I obviously have some sense that Kierkegaard’s whole project, especially as it relates to ethico-religious epistemology, is something that needs to be explored. But the real question I think most people have when I tell them about what I’m writing on is why? Why does some relatively obscure (to people outside of academia) philosopher from Denmark in the 19th century have anything to say to us?

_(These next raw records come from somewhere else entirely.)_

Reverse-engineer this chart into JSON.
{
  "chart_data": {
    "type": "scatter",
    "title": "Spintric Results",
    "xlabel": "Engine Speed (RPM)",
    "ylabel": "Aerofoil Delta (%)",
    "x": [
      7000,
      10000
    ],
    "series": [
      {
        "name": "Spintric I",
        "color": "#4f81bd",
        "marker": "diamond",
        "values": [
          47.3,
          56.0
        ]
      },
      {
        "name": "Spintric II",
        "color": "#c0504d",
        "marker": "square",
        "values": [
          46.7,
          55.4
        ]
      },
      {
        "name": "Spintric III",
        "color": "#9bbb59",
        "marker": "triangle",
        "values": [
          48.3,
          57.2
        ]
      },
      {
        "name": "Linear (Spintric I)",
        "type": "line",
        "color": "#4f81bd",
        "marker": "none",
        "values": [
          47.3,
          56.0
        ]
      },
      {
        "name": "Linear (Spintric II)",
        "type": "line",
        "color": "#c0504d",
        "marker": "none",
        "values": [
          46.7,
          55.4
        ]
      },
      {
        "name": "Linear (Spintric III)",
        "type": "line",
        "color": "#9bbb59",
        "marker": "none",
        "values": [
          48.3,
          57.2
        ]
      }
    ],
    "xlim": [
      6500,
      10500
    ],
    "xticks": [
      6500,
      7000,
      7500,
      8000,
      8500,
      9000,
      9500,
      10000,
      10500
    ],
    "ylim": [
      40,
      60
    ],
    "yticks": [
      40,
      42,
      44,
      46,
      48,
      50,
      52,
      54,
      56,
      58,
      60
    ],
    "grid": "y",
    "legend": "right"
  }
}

What hath Christian existentialism to do with modern American Christianity?

I think the short answer boils down to this: we are obsessed with finding the right answer to our ethical and religious questions, and with objectively knowing that the we know with certainty that how we are acting and what we believe is “right.” We are so obsessed, in fact, that many of us spend more time building up mental frameworks to maintain our certainty that we are right and others are wrong than we do in living out our ethical and religious ideals we claim to believe.

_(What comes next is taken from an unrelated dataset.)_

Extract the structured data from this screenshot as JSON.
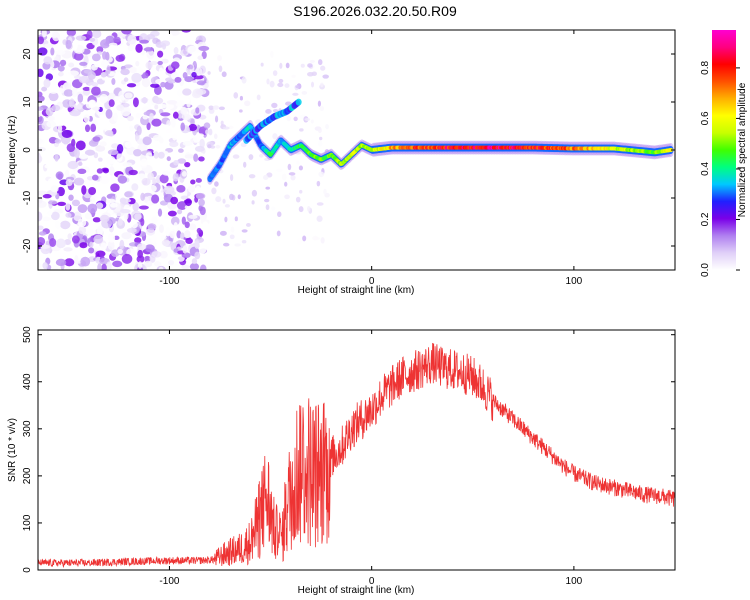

Many of us American Christians grew up in faith traditions that placed heavy emphasis on believing the right things (that Jesus died for our sins). Those faith traditions told us that doing so was the guarantee of our salvation. The paradigmatic Bible passage here was Romans 10:9: “That if you confess with your mouth the Lord Jesus and believe in your heart that God has raised him from the dead, you will be saved.” This, most of us were told, meant that mental assent to this historical claim was sufficient for our salvation. So those of us who believed this particular claim (Jesus died for our sins and was resurrected by God) were saved. And our time needed to be spent doing two things:

  1. Convincing other people that the claim was true, in order that they may also be saved.
  2. Building up apologetic frameworks that helped us to remain convinced that what we believed was true. (In the age of science and information, that particular claim is a difficult one to defend, both rationally and with historical or natural evidence.)

Kierkegaard never argued that there was no objectively right way to live or objectively correct religious framework — that was not his concern at all (he didn’t have that concern, partially because he didn’t face globalism and religious pluralism the way we face it today). His concern was that the objectification of faith claims like Jesus’ death for the sins of humanity and his subsequent resurrection robs the claim of its existential force. In other words, the more time we spend abstractly reflecting upon the historical truth of that claim, the easier it is for us to not live in relation to that claim, to not line up our lives with what that claim entails for our lives.

This was the problem with modernity that Kierkegaard was trying to combat. He saw in the epistemological frameworks of those modern philosophers that came before him, and his contemporaries (Descartes, Hume, Kant, and especially Hegel), the human tendency for objectifying faith claims in order that we could ignore the ramifications in our own singular, individual lives.